Eye in the sky —

Citizen scientists help discover more than 1,000 new asteroids

Crowdsourced project unearths more than 1,000 asteroids in 37,000 Hubble images.

This mosaic consists of 16 different data sets from the NASA/ESA Hubble Space Telescope that were studied as part of the Asteroid Hunter citizen science project. Each of these data sets was assigned a color based on the time sequence of exposures. The blue tones represent the first exposure in which the asteroid was captured, and the red tones represent the last.
Enlarge / This mosaic consists of 16 different data sets from the NASA/ESA Hubble Space Telescope that were studied as part of the Asteroid Hunter citizen science project. Each of these data sets was assigned a color based on the time sequence of exposures. The blue tones represent the first exposure in which the asteroid was captured, and the red tones represent the last.

On International Asteroid Day in 2019, a group of research institutions launched a program that could make a deep impact on our knowledge of the diminutive bodies. Using citizen science to train a machine-learning algorithm, the Hubble Asteroid Hunter project identified more than 1,000 new asteroids; the discoveries could help scientists better understand the ring of heavenly bodies that primarily float between Mars and Jupiter.

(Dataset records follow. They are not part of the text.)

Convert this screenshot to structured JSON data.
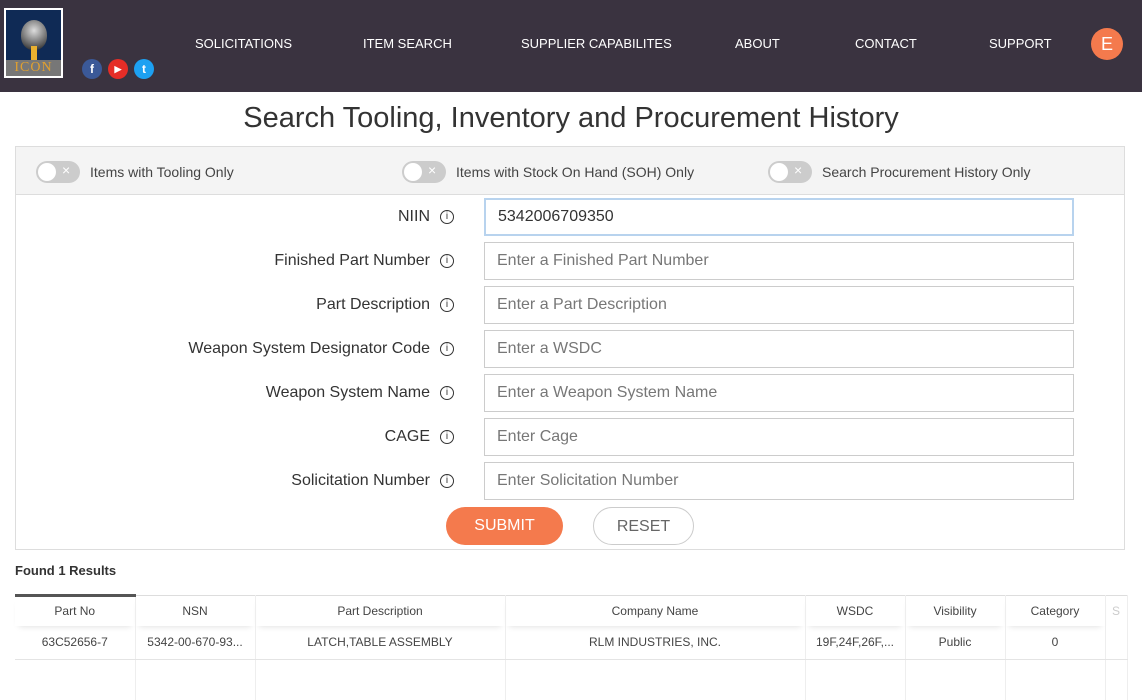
{
  "header": {
    "logo_text": "ICON",
    "social": [
      {
        "name": "facebook",
        "glyph": "f",
        "color": "#3b5998"
      },
      {
        "name": "youtube",
        "glyph": "▶",
        "color": "#e52d27"
      },
      {
        "name": "twitter",
        "glyph": "t",
        "color": "#1da1f2"
      }
    ],
    "nav": [
      "SOLICITATIONS",
      "ITEM SEARCH",
      "SUPPLIER CAPABILITES",
      "ABOUT",
      "CONTACT",
      "SUPPORT"
    ],
    "avatar": "E"
  },
  "page_title": "Search Tooling, Inventory and Procurement History",
  "toggles": [
    "Items with Tooling Only",
    "Items with Stock On Hand (SOH) Only",
    "Search Procurement History Only"
  ],
  "fields": [
    {
      "label": "NIIN",
      "value": "5342006709350",
      "placeholder": ""
    },
    {
      "label": "Finished Part Number",
      "value": "",
      "placeholder": "Enter a Finished Part Number"
    },
    {
      "label": "Part Description",
      "value": "",
      "placeholder": "Enter a Part Description"
    },
    {
      "label": "Weapon System Designator Code",
      "value": "",
      "placeholder": "Enter a WSDC"
    },
    {
      "label": "Weapon System Name",
      "value": "",
      "placeholder": "Enter a Weapon System Name"
    },
    {
      "label": "CAGE",
      "value": "",
      "placeholder": "Enter Cage"
    },
    {
      "label": "Solicitation Number",
      "value": "",
      "placeholder": "Enter Solicitation Number"
    }
  ],
  "info_glyph": "i",
  "buttons": {
    "submit": "SUBMIT",
    "reset": "RESET"
  },
  "results": {
    "found": "Found 1 Results",
    "columns": [
      "Part No",
      "NSN",
      "Part Description",
      "Company Name",
      "WSDC",
      "Visibility",
      "Category",
      "S"
    ],
    "rows": [
      [
        "63C52656-7",
        "5342-00-670-93...",
        "LATCH,TABLE ASSEMBLY",
        "RLM INDUSTRIES, INC.",
        "19F,24F,26F,...",
        "Public",
        "0",
        ""
      ]
    ]
  },
  "colors": {
    "header_bg": "#3a3340",
    "accent": "#f47a4d"
  }
}
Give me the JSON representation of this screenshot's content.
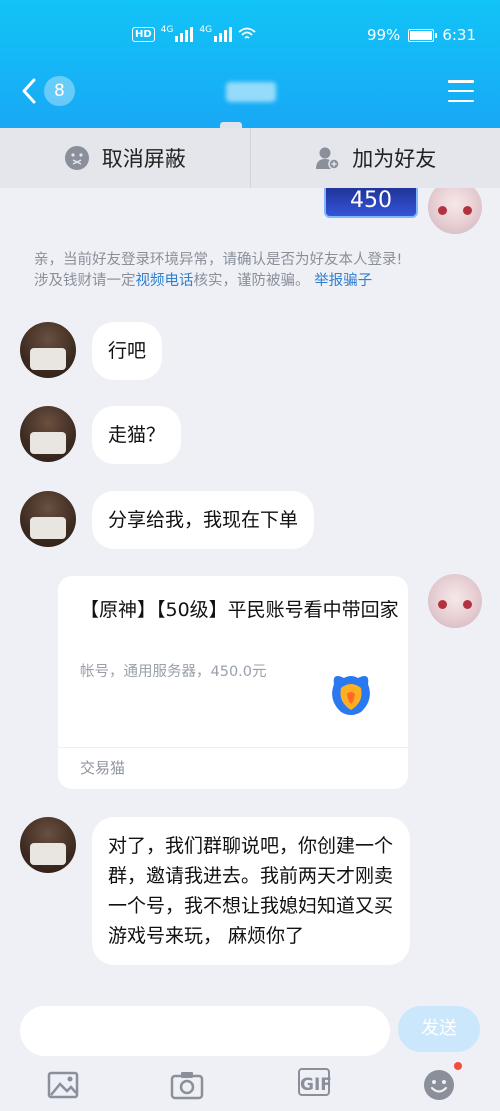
{
  "status_bar": {
    "hd_label": "HD",
    "signal_1_label": "4G",
    "signal_2_label": "4G",
    "battery_percent": "99%",
    "time": "6:31"
  },
  "header": {
    "back_count": "8",
    "title": ""
  },
  "action_bar": {
    "unblock_label": "取消屏蔽",
    "add_friend_label": "加为好友"
  },
  "chat": {
    "gift_value": "450",
    "warning": {
      "line1": "亲，当前好友登录环境异常，请确认是否为好友本人登录!",
      "line2_prefix": "涉及钱财请一定",
      "video_call_link": "视频电话",
      "line2_middle": "核实，谨防被骗。",
      "report_link": "举报骗子"
    },
    "messages": [
      {
        "sender": "other",
        "text": "行吧"
      },
      {
        "sender": "other",
        "text": "走猫？"
      },
      {
        "sender": "other",
        "text": "分享给我，我现在下单"
      },
      {
        "sender": "other",
        "text": "对了，我们群聊说吧，你创建一个群，邀请我进去。我前两天才刚卖一个号，我不想让我媳妇知道又买游戏号来玩， 麻烦你了"
      }
    ],
    "card": {
      "title": "【原神】【50级】平民账号看中带回家",
      "subtitle": "帐号，通用服务器，450.0元",
      "source": "交易猫",
      "logo_icon": "jiaoyimao-logo-icon"
    }
  },
  "input_bar": {
    "send_label": "发送",
    "tools": [
      {
        "name": "image-icon"
      },
      {
        "name": "camera-icon"
      },
      {
        "name": "gif-icon",
        "label": "GIF"
      },
      {
        "name": "emoji-icon"
      }
    ]
  },
  "colors": {
    "header_top": "#12c4f7",
    "header_bottom": "#18a8f5",
    "background": "#eef0f6",
    "link": "#2f7fd1",
    "send_button": "#cbe7fb",
    "notification_dot": "#f24d3b"
  }
}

Asteroid Hunter is a collaborative effort between various groups, including the European Science and Technology Centre, the European Space Astronomy Centre’s Science Data Centre, the Zooniverse citizen science platform, and Google.

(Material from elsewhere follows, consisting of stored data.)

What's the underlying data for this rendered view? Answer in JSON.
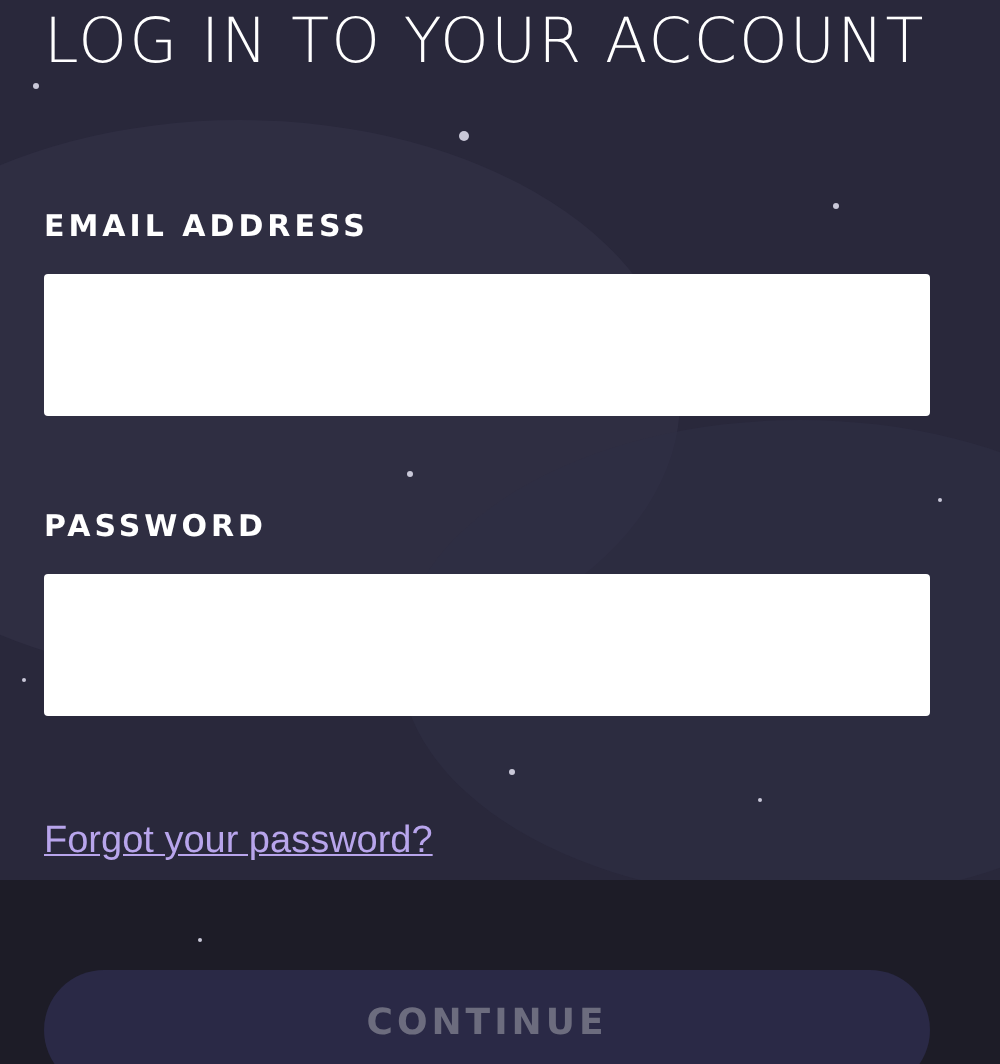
{
  "title": "LOG IN TO YOUR ACCOUNT",
  "fields": [
    {
      "label": "EMAIL ADDRESS"
    },
    {
      "label": "PASSWORD"
    }
  ],
  "forgot_link": "Forgot your password?",
  "continue_button": {
    "label": "CONTINUE",
    "disabled": true
  }
}
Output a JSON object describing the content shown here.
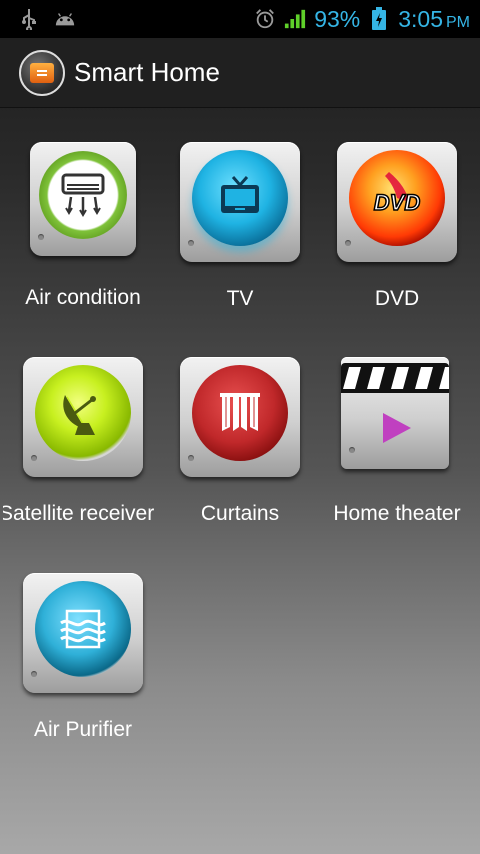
{
  "status_bar": {
    "battery_percent": "93%",
    "time": "3:05",
    "ampm": "PM",
    "icons": [
      "usb-icon",
      "android-icon",
      "alarm-icon",
      "signal-icon",
      "battery-icon"
    ]
  },
  "action_bar": {
    "title": "Smart Home",
    "logo_icon": "menu-icon"
  },
  "devices": [
    {
      "label": "Air condition",
      "icon": "air-conditioner-icon",
      "color": "#7fc23a"
    },
    {
      "label": "TV",
      "icon": "tv-icon",
      "color": "#1fb3e3"
    },
    {
      "label": "DVD",
      "icon": "dvd-icon",
      "color": "#ff5a10"
    },
    {
      "label": "Satellite receiver",
      "icon": "satellite-dish-icon",
      "color": "#a8d810"
    },
    {
      "label": "Curtains",
      "icon": "curtains-icon",
      "color": "#c0282a"
    },
    {
      "label": "Home theater",
      "icon": "clapperboard-icon",
      "color": "#c040c0"
    },
    {
      "label": "Air Purifier",
      "icon": "air-purifier-icon",
      "color": "#2fb0d8"
    }
  ]
}
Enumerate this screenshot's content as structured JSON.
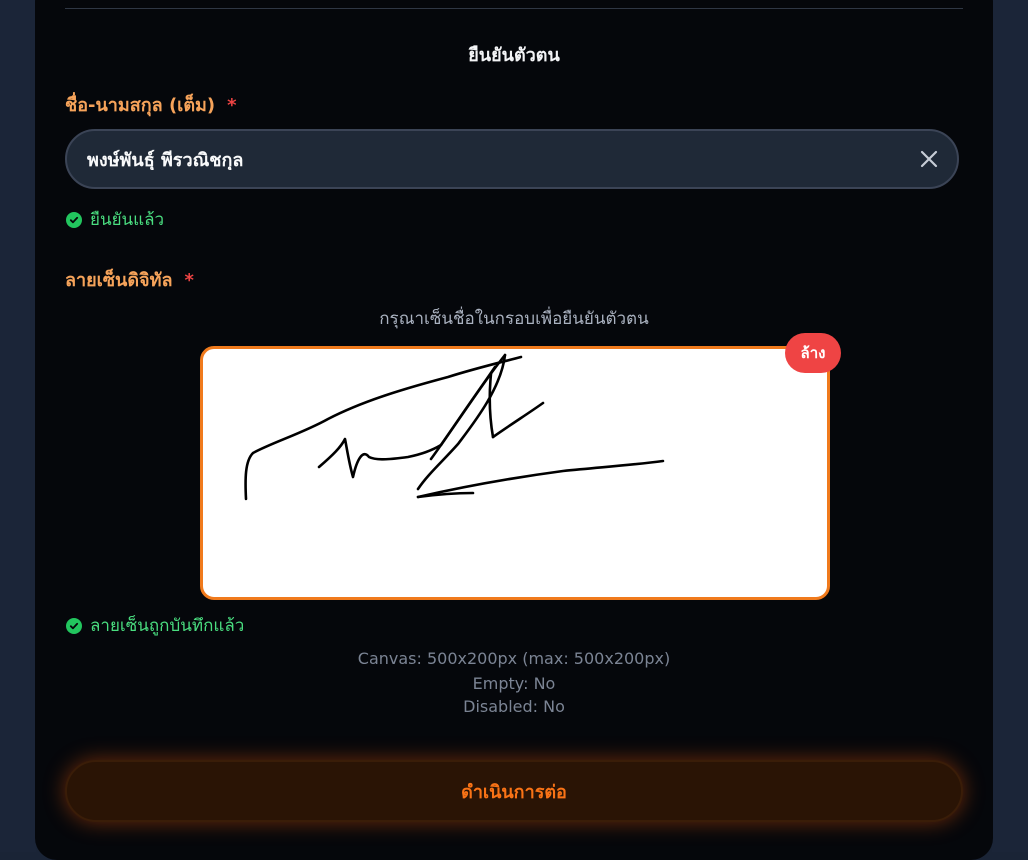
{
  "form": {
    "section_title": "ยืนยันตัวตน",
    "name_label": "ชื่อ-นามสกุล (เต็ม)",
    "required_mark": "*",
    "name_value": "พงษ์พันธุ์ พีรวณิชกุล",
    "name_status": "ยืนยันแล้ว",
    "signature_label": "ลายเซ็นดิจิทัล",
    "signature_hint": "กรุณาเซ็นชื่อในกรอบเพื่อยืนยันตัวตน",
    "clear_label": "ล้าง",
    "signature_status": "ลายเซ็นถูกบันทึกแล้ว",
    "debug_canvas": "Canvas: 500x200px (max: 500x200px)",
    "debug_empty": "Empty: No",
    "debug_disabled": "Disabled: No",
    "continue_label": "ดำเนินการต่อ"
  },
  "colors": {
    "accent": "#f97316",
    "label": "#f6a35a",
    "required": "#ef4444",
    "success": "#4ade80",
    "panel": "#05070b"
  },
  "icons": {
    "clear_input": "close-icon",
    "status": "check-circle-icon"
  }
}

In 2019, the researchers sent out a call for citizen scientists to collaborate on the crowd-sourced effort. Through the Zooniverse platform, 11,400 members of the public from around the world identified asteroid trails in 37,000 composite images taken by the Hubble Space Telescope between 2002 and 2021. The citizen scientists pored over the images for a year and identified more than 1,000 trails.

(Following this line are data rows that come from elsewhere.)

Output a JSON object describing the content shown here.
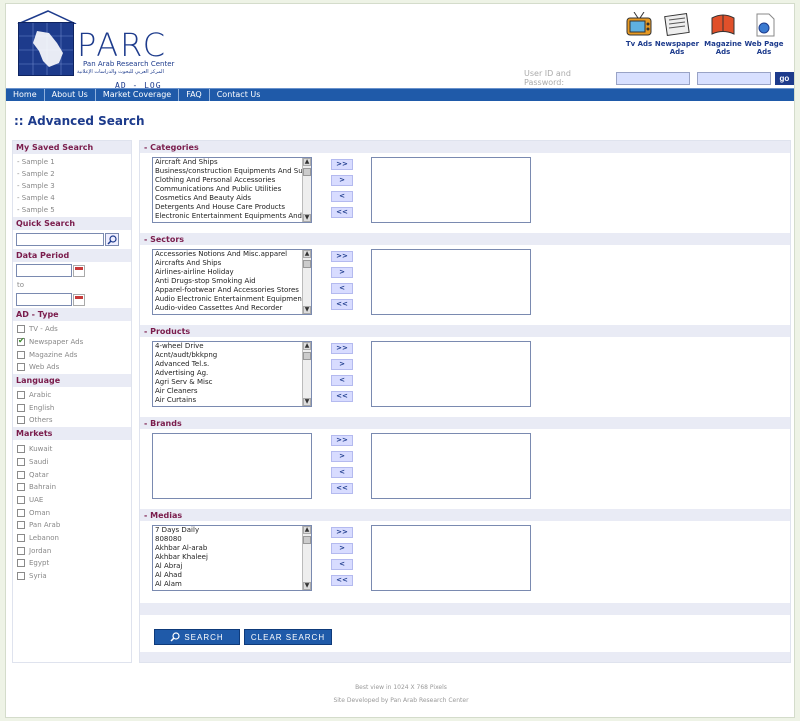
{
  "header": {
    "logo_word": "PARC",
    "logo_subtitle": "Pan Arab Research Center",
    "logo_arabic": "المركز العربي للبحوث والدراسات الإعلانية",
    "product_name": "AD - LOG",
    "ad_types": [
      {
        "label": "Tv Ads",
        "icon": "tv-icon"
      },
      {
        "label": "Newspaper Ads",
        "icon": "newspaper-icon"
      },
      {
        "label": "Magazine Ads",
        "icon": "magazine-icon"
      },
      {
        "label": "Web Page Ads",
        "icon": "web-page-icon"
      }
    ],
    "login_label": "User ID and Password:",
    "go_label": "go"
  },
  "nav": [
    "Home",
    "About Us",
    "Market Coverage",
    "FAQ",
    "Contact Us"
  ],
  "page_title": ":: Advanced Search",
  "sidebar": {
    "saved_title": "My Saved Search",
    "saved": [
      "- Sample 1",
      "- Sample 2",
      "- Sample 3",
      "- Sample 4",
      "- Sample 5"
    ],
    "quick_title": "Quick Search",
    "period_title": "Data Period",
    "period_to": "to",
    "adtype_title": "AD - Type",
    "adtypes": [
      {
        "label": "TV - Ads",
        "checked": false
      },
      {
        "label": "Newspaper Ads",
        "checked": true
      },
      {
        "label": "Magazine Ads",
        "checked": false
      },
      {
        "label": "Web Ads",
        "checked": false
      }
    ],
    "language_title": "Language",
    "languages": [
      "Arabic",
      "English",
      "Others"
    ],
    "markets_title": "Markets",
    "markets": [
      "Kuwait",
      "Saudi",
      "Qatar",
      "Bahrain",
      "UAE",
      "Oman",
      "Pan Arab",
      "Lebanon",
      "Jordan",
      "Egypt",
      "Syria"
    ]
  },
  "sections": [
    {
      "title": "- Categories",
      "items": [
        "Aircraft And Ships",
        "Business/construction Equipments And Supply",
        "Clothing And Personal Accessories",
        "Communications And Public Utilities",
        "Cosmetics And Beauty Aids",
        "Detergents And House Care Products",
        "Electronic Entertainment Equipments And Supp"
      ]
    },
    {
      "title": "- Sectors",
      "items": [
        "Accessories Notions And Misc.apparel",
        "Aircrafts And Ships",
        "Airlines-airline Holiday",
        "Anti Drugs-stop Smoking Aid",
        "Apparel-footwear And Accessories Stores",
        "Audio Electronic Entertainment Equipments-mp3",
        "Audio-video Cassettes And Recorder"
      ]
    },
    {
      "title": "- Products",
      "items": [
        "4-wheel Drive",
        "Acnt/audt/bkkpng",
        "Advanced Tel.s.",
        "Advertising Ag.",
        "Agri Serv & Misc",
        "Air Cleaners",
        "Air Curtains"
      ]
    },
    {
      "title": "- Brands",
      "items": []
    },
    {
      "title": "- Medias",
      "items": [
        "7 Days Daily",
        "808080",
        "Akhbar Al-arab",
        "Akhbar Khaleej",
        "Al Abraj",
        "Al Ahad",
        "Al Alam"
      ]
    }
  ],
  "move_buttons": [
    ">>",
    ">",
    "<",
    "<<"
  ],
  "actions": {
    "search": "SEARCH",
    "clear": "CLEAR SEARCH"
  },
  "footer": {
    "line1": "Best view in 1024 X 768 Pixels",
    "line2": "Site Developed by Pan Arab Research Center"
  }
}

“Hubble is an amazing mission, and it produced a very rich database of astronomical observation over the years that we should take advantage of," Sandor Kruk, a postdoc at the Max Planck Institute for Extraterrestrial Physics, told Ars. “We should pay more attention to this long time span of data [that is] starting to be available.” Kruk is involved with Asteroid Hunter.

Searching the sky

The results of the citizen science work were used to train a machine-learning algorithm called AutoM, which was created by Google. When provided with enough data, the algorithm can now be used to quickly classify images.

According to Kruk, there is a lot of diversity in the asteroid trails picked up by Hubble. Normally, when taking a long-exposure image of an asteroid from the ground, the resulting trail in the image is a line. But the combined movement of the asteroids with Hubble’s movement produces curved trails. These are harder to classify using machine learning because they come in a wide variety of shapes.

“That’s why you needed a sample of them detected by humans,” Kruk said. “What took us a year to classify with the citizen scientists—it took only about 10 hours with the [algorithm]. But you do need the training set.”

When worlds collide

The combined effort between human and machine resulted in a data set containing 1,701 trails in 1,316 Hubble images. Participants also identified other objects in the images, such as galaxies and nebulae. They matched these trails against those in the team Minor Planet Centre database, the largest database of asteroids, and found that 670 of them were previously identified.

The original ones Asteroid Hunter found appeared far fainter than the ones identified before, meaning they were smaller in size, Kruk said. He noted that this work could be used to get a better sense of the distribution of asteroid sizes in the asteroid belt, and that data could be used to understand more about their evolution and how asteroids are produced from fragmentation and collision within the belt.